Trainman Container Task

You don't get it. I built this place. Down here I make the rules. Down here I make the threats. Down here... I'm God.
- The Trainman in The Matrix Revolutions

Overview

The Trainman container task provides the ability to execute arbitrary commands. This is useful for placing a container inside a network for the sake of testing security controls. For example, launchers generated by a PowerShell Empire container task can be transferred to the local shared directory of a Trainman container task and executed to establish a command and control tunnel to the PowerShell Empire container task. Using this approach, multiple malleable C2 profiles can be tested in fairly rapid succession, allowing for a comprehensive assessment of the environment's security controls' ability to detect and block command and control traffic.

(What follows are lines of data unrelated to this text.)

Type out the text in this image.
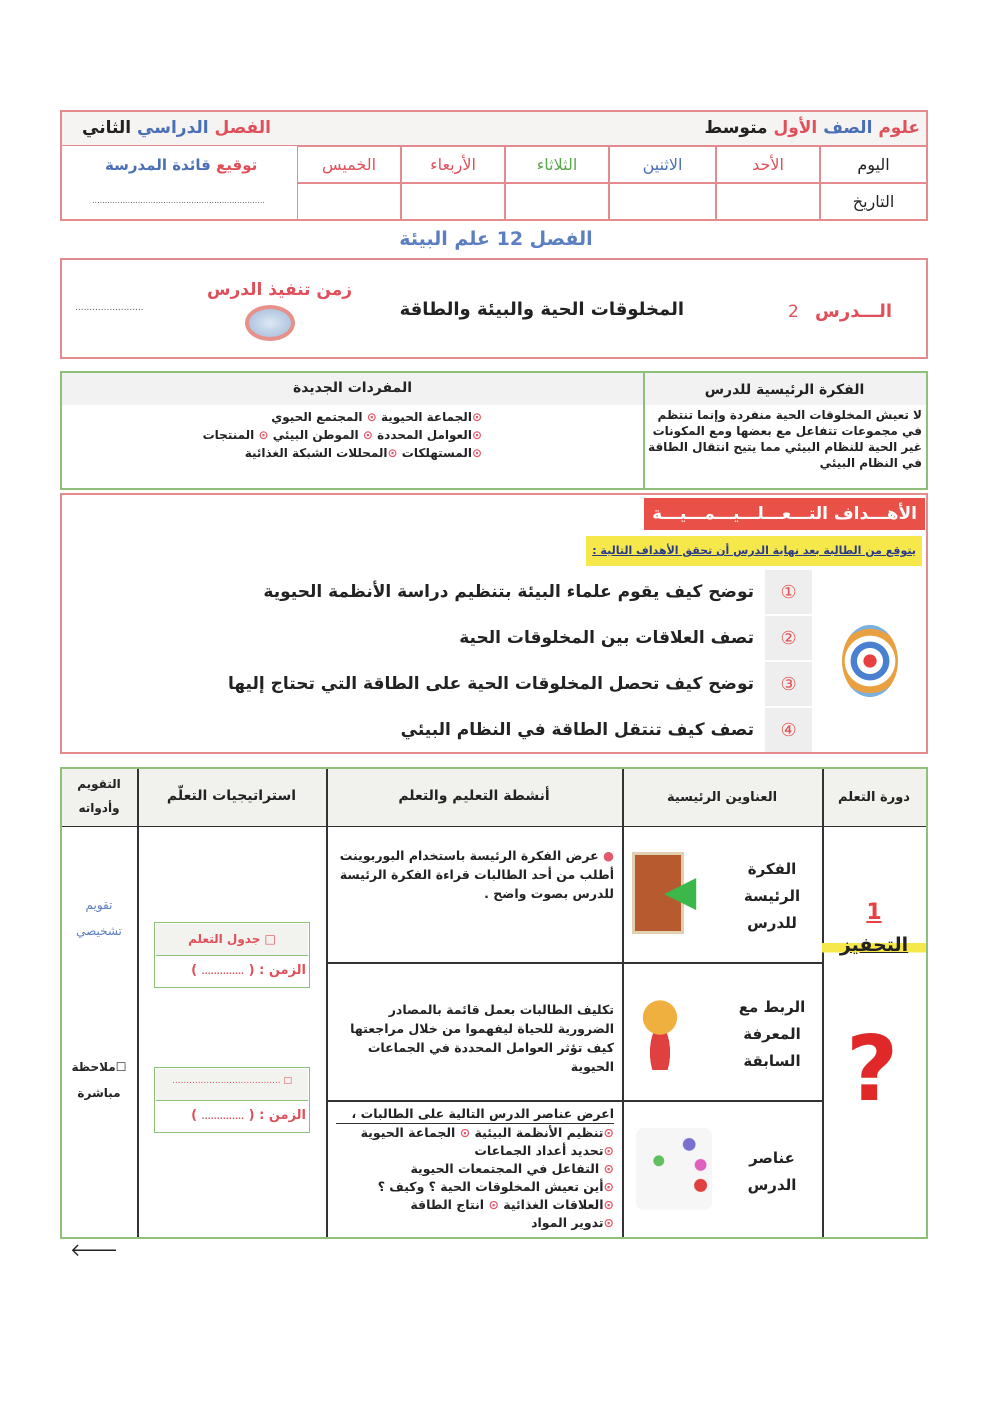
علوم الصف الأول متوسط
الفصل الدراسي الثاني
اليوم
التاريخ
الأحد
الاثنين
الثلاثاء
الأربعاء
الخميس
توقيع قائدة المدرسة
....................................................................
الفصل 12 علم البيئة
الـــدرس
2
المخلوقات الحية والبيئة والطاقة
زمن تنفيذ الدرس
........................
الفكرة الرئيسية للدرس
لا تعيش المخلوقات الحية منفردة وإنما تنتظم في مجموعات تتفاعل مع بعضها ومع المكونات غير الحية للنظام البيئي مما يتيح انتقال الطاقة في النظام البيئي
المفردات الجديدة
⊙الجماعة الحيوية ⊙ المجتمع الحيوي
⊙العوامل المحددة ⊙ الموطن البيئي ⊙ المنتجات
⊙المستهلكات ⊙المحللات الشبكة الغذائية
الأهـــداف التـــعـــلـــيـــمـــيـــة
يتوقع من الطالبة بعد نهاية الدرس أن تحقق الأهداف التالية :
①
②
③
④
توضح كيف يقوم علماء البيئة بتنظيم دراسة الأنظمة الحيوية
تصف العلاقات بين المخلوقات الحية
توضح كيف تحصل المخلوقات الحية على الطاقة التي تحتاج إليها
تصف كيف تنتقل الطاقة في النظام البيئي
دورة التعلم
العناوين الرئيسية
أنشطة التعليم والتعلم
استراتيجيات التعلّم
التقويم وأدواته
1
التحفيز
?
الفكرة الرئيسة للدرس
◀
الربط مع المعرفة السابقة
عناصر الدرس
● عرض الفكرة الرئيسة باستخدام البوربوينت أطلب من أحد الطالبات قراءة الفكرة الرئيسة للدرس بصوت واضح .
تكليف الطالبات بعمل قائمة بالمصادر الضرورية للحياة ليفهموا من خلال مراجعتها كيف تؤثر العوامل المحددة في الجماعات الحيوية
اعرض عناصر الدرس التالية على الطالبات ،
⊙تنظيم الأنظمة البيئية ⊙ الجماعة الحيوية
⊙تحديد أعداد الجماعات
⊙ التفاعل في المجتمعات الحيوية
⊙أين تعيش المخلوقات الحية ؟ وكيف ؟
⊙العلاقات الغذائية ⊙ انتاج الطاقة
⊙تدوير المواد
□ جدول التعلم
الزمن : ( .............. )
□ ......................................
الزمن : ( .............. )
تقويم تشخيصي
☐ملاحظة مباشرة
🡐
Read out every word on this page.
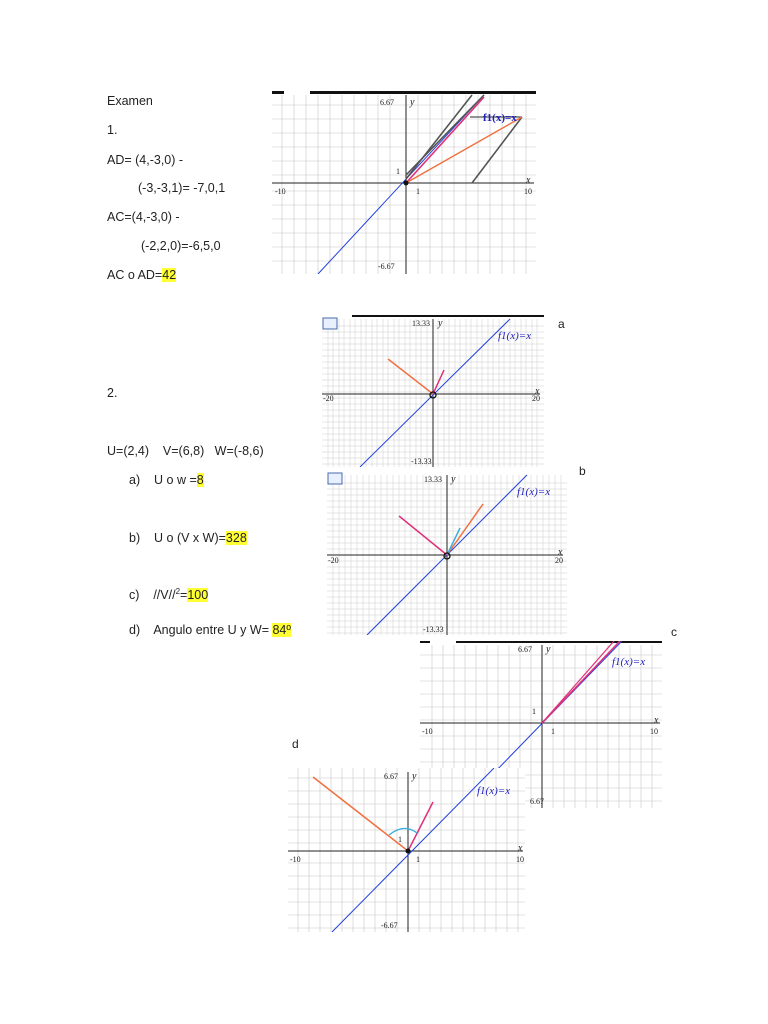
Examen
1.
AD= (4,-3,0) -
(-3,-3,1)= -7,0,1
AC=(4,-3,0) -
(-2,2,0)=-6,5,0
AC o AD=42
2.
U=(2,4)    V=(6,8)   W=(-8,6)
a) U o w =8
b) U o (V x W)=328
c) //V//$^2$=100
d) Angulo entre U y W= 84º
a
b
c
d
6.67 y
-6.67
-10	10
x
1
1
f1(x)=x
13.33 y
-13.33
-20	20
x
f1(x)=x
13.33 y
-13.33
-20	20
x
f1(x)=x
6.67 y
6.67
-10	10
x
1
1
f1(x)=x
6.67 y
-6.67
-10	10
x
1
1
f1(x)=x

The Trainman container task also comes pre-built with a series of utilities that are useful for performing recon and lateral movement. Any of the listed utilities can be executed via the execute_process instruct_command. Alternatively, if a command and control tunnel is established, the utilities can be executed directly by way of the tunnel, thereby emulating true adversary behaviors. The utilities included in the Trainman container task are as follows:

Nmap
Impacket
Kube-hunter
Minikerberos
LDEEP
BloodHound.py
Altdns
aiodnsbrute
py-wmi-client
CrackMapExec
PyExfil

The source code for the Trainman container task is available here: https://github.com/havocsh/havoc-attack-containers/tree/main/trainman
The container image for the Trainman container task is available here: https://gallery.ecr.aws/havoc_sh/trainman

Launching a Trainman Container Task

To launch a Trainman container task as an ECS task within the AWS account of your ./havoc deployment, use the task_startup or run_task command:

task_startup --task_name=<task_name> --task_type=trainman --task_host_name=<task_host_name> --task_domain_name=<task_domain_name> --portgroups=<portgroup1,portgroup2,...> --end_time=<time_string>

run_task --task_name=<task_name> --task_type=trainman --task_host_name=<task_host_name> --task_domain_name=<task_domain_name> --portgroups=<portgroup1,portgroup2,...> --end_time=<time_string>

To launch a Trainman container task as a remote container task on any system that can run Docker containers, use the docker run command:

sudo docker run -d \
  --name=<container-name> \
  --network host \
  --cap-add SYS_ADMIN \
  -e "LOCAL_IP=$(hostname -I)" \
  -e "CAMPAIGN_ID=<campaign-id>" \
  -e "USER_ID=<campaign-user-id>" \
  -e "TASK_NAME=<task-name>" \
  -e "TASK_CONTEXT=<task-context>" \
  -e "REMOTE_TASK=true" \
  -e "API_KEY=<api-key>" \
  -e "SECRET=<secret>" \
  -e "API_DOMAIN_NAME=<api-domain-name>" \
  -e "API_REGION=<api-region>" \
  public.ecr.aws/havoc_sh/trainman:latest \
  /usr/bin/supervisord -c /etc/supervisor/conf.d/supervisord.conf

Refer to the Usage Through CLI Console and Usage Through SDK pages for more details about the run_task and docker run commands.

Available Commands

These commands are available to be passed as the instruct_command in the instruct_task method call. The sub-bullets under the commands are the arguments for the command that should be passed in the instruct_args parameter. See the Usage Through CLI Console and Usage Through SDK pages for more details on how to use instruct_args.

  • execute_process - instruct the Trainman container task to execute a local process.
    • file_name - (Required) the name of the file to be executed.
    • options - (Optional) a Python list of parameters that are to be passed as arguments when running the command.
  • kill_process - kill the running process.
  • echo - get an arbitrary response from the container task (can be used to check if the container is responsive to commands).
  • sync_from_workspace - download all files from the Campaign's workspace to the local workspace directory on the container task.

    Note that this will overwrite any existing files with the same name in the container task's local workspace.

  • sync_to_workspace - upload all files from the container task's local workspace directory to the Campaign's workspace.

    Note that this will overwrite any existing files with the same name in the Campaign's workspace.

  • download_from_workspace - download a specific file from the Campaign's workspace to the container task's local workspace directory.
    • file_name - the name of the file to be downloaded.

      Note that this will overwrite any existing file with the same name in the container task's local workspace.

  • upload_to_workspace - upload a specific file from the container task's local workspace directory to the Campaign's workspace.
    • file_name - the name of the file to be uploaded.

      Note that this will overwrite any existing file with the same name in the Campaign's workspace.

  • ls - list files of the container task's local shared directory.
  • del - delete a file from the container task's local shared directory.
    • file_name - the name of the file to be deleted.
  • terminate - instruct the container task to shutdown.